Left: Image of Zelda published in Metropolitan Magazine in June 1922, accompanying her piece “Eulogy of a Flapper”. Right: A study of F. Scott Fitzgerald by Gordon Bryant, published in Shadowland magazine in 1921. – See more at:


(Source: F. Scott Fitzgerald: A Life in Letters; Image: F. Scott Fitzgerald.)


In 1938 the world was preparing for World War II. Fitzgerald lived in Culver City, California and was about to lose his very lucrative $1,250 per week contract with MGM as a screenwriter for the movies. On the 9th of November, 1938, a young woman named Frances Trumbell, sent the famous writer a story for review. That same night Germany looted and burned 7,500 Jewish businesses on “the night of broken class.” The young woman, a sophomore at Radcliffe University, wanted feedback from Fitzgerald. Fitsgerald was not impressed, though he said her writing was “smooth and agreeable and some of the pages are very apt and charming.”

History does not record how the young woman reacted to his letter. We can only imagine that she abandoned further attempt to become a writer when he said, “it doesn’t seem worthwhile to analyze why this story isn’t salable.”



November 9, 1938

Dear Frances:

I’ve read the story carefully and, Frances, I’m afraid the price for doing professional work is a good deal higher than you are prepared to pay at present.

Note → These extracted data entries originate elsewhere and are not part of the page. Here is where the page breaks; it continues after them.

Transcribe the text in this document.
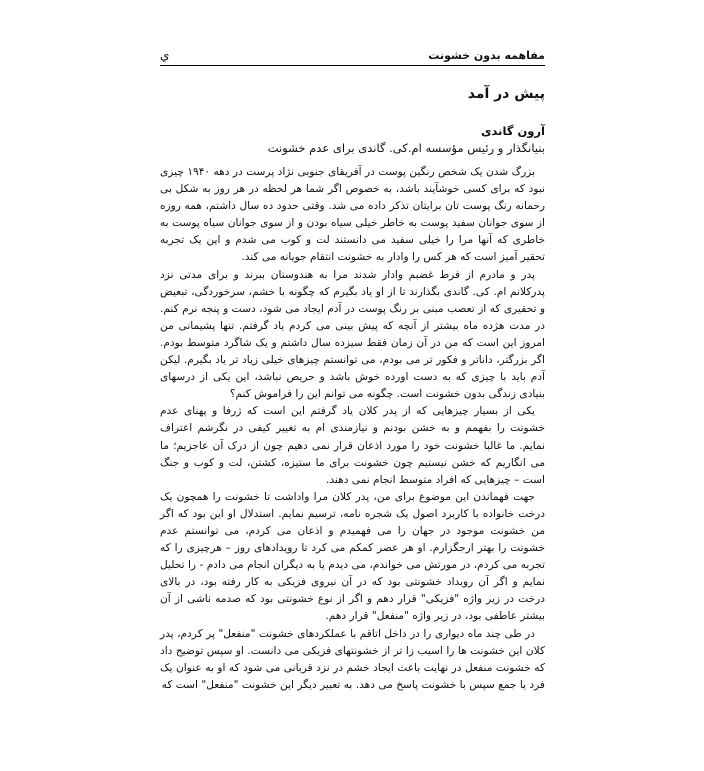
مفاهمه بدون خشونت
ي
پيش در آمد
آرون گاندی
بنیانگذار و رئیس مؤسسه ام.کی. گاندی برای عدم خشونت

بزرگ شدن یک شخص رنگین پوست در آفریقای جنوبی نژاد پرست در دهه ۱۹۴۰ چیزی نبود که برای کسی خوشآیند باشد، به خصوص اگر شما هر لحظه در هر روز به شکل بی رحمانه رنگ پوست تان برایتان تذکر داده می شد. وقتی حدود ده سال داشتم، همه روزه از سوی جوانان سفید پوست به خاطر خیلی سیاه بودن و از سوی جوانان سیاه پوست به خاطری که آنها مرا را خیلی سفید می دانستند لت و کوب می شدم و این یک تجربه تحقیر آمیز است که هر کس را وادار به خشونت انتقام جویانه می کند.

پدر و مادرم از فرط غضبم وادار شدند مرا به هندوستان ببرند و برای مدتی نزد پدرکلانم ام. کی. گاندی بگذارند تا از او یاد بگیرم که چگونه با خشم، سرخوردگی، تبعیض و تحقیری که از تعصب مبنی بر رنگ پوست در آدم ایجاد می شود، دست و پنجه نرم کنم. در مدت هژده ماه بیشتر از آنچه که پیش بینی می کردم یاد گرفتم. تنها پشیمانی من امروز این است که من در آن زمان فقط سیزده سال داشتم و یک شاگرد متوسط بودم. اگر بزرگتر، داناتر و فکور تر می بودم، می توانستم چیزهای خیلی زیاد تر یاد بگیرم. لیکن آدم باید با چیزی که به دست اورده خوش باشد و حریص نباشد، این یکی از درسهای بنیادی زندگی بدون خشونت است. چگونه می توانم این را فراموش کنم؟

یکی از بسیار چیزهایی که از پدر کلان یاد گرفتم این است که ژرفا و پهنای عدم خشونت را بفهمم و به خشن بودنم و نیازمندی ام به تغییر کیفی در نگرشم اعتراف نمایم. ما غالبا خشونت خود را مورد اذعان قرار نمی دهیم چون از درک آن عاجزیم؛ ما می انگاریم که خشن نیستیم چون خشونت برای ما ستیزه، کشتن، لت و کوب و جنگ است – چیزهایی که افراد متوسط انجام نمی دهند.

جهت فهماندن این موضوع برای من، پدر کلان مرا واداشت تا خشونت را همچون یک درخت خانواده با کاربرد اصول یک شجره نامه، ترسیم نمایم. استدلال او این بود که اگر من خشونت موجود در جهان را می فهمیدم و اذعان می کردم، می توانستم عدم خشونت را بهتر ارجگزارم. او هر عصر کمکم می کرد تا رویدادهای روز – هرچیزی را که تجربه می کردم، در مورتش می خواندم، می دیدم یا به دیگران انجام می دادم - را تحلیل نمایم و اگر آن رویداد خشونتی بود که در آن نیروی فزیکی به کار رفته بود، در بالای درخت در زیر واژه "فزیکی" قرار دهم و اگر از نوع خشونتی بود که صدمه ناشی از آن بیشتر عاطفی بود، در زیر واژه "منفعل" قرار دهم.

در طی چند ماه دیواری را در داخل اتاقم با عملکردهای خشونت "منفعل" پر کردم، پدر کلان این خشونت ها را اسیب زا تر از خشونتهای فزیکی می دانست. او سپس توضیح داد که خشونت منفعل در نهایت باعث ایجاد خشم در نزد قربانی می شود که او به عنوان یک فرد یا جمع سپس با خشونت پاسخ می دهد. به تعبیر دیگر این خشونت "منفعل" است که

You’ve got to sell your heart, your strongest reactions, not the little minor things that only touch you lightly, the little experiences that you might tell at dinner. This is especially true when you begin to write, when you have not yet developed the tricks of interesting people on paper, when you have none of the technique which it takes time to learn. When, in short, you have only your emotions to sell.

This is the experience of all writers. It was necessary for Dickens to put into Oliver Twist the child’s passionate resentment at being abused and starved that had haunted his whole childhood. Ernest Hemingway’s first stories “In Our Time” went right down to the bottom of all that he had ever felt and known. In “This Side of Paradise” I wrote about a love affair that was still bleeding as fresh as the skin wound on a haemophile.

The amateur, seeing how the professional having learned all that he’ll ever learn about writing can take a trivial thing such as the most superficial reactions of three uncharacterized girls and make it witty and charming—the amateur thinks he or she can do the same. But the amateur can only realize his ability to transfer his emotions to another person by some such desperate and radical expedient as tearing your first tragic love story out of your heart and putting it on pages for people to see.

That, anyhow, is the price of admission. Whether you are prepared to pay it or, whether it coincides or conflicts with your attitude on what is “nice” is something for you to decide. But literature, even light literature, will accept nothing less from the neophyte. It is one of those professions that wants the “works.” You wouldn’t be interested in a soldier who was only a little brave.

In the light of this, it doesn’t seem worth while to analyze why this story isn’t saleable but I am too fond of you to kid you along about it, as one tends to do at my age. If you ever decide to tell your stories, no one would be more interested than,

Your old friend,

F. Scott Fitzgerald

P.S. I might say that the writing is smooth and agreeable and some of the pages very apt and charming. You have talent—which is the equivalent of a soldier having the right physical qualifications for entering West Point.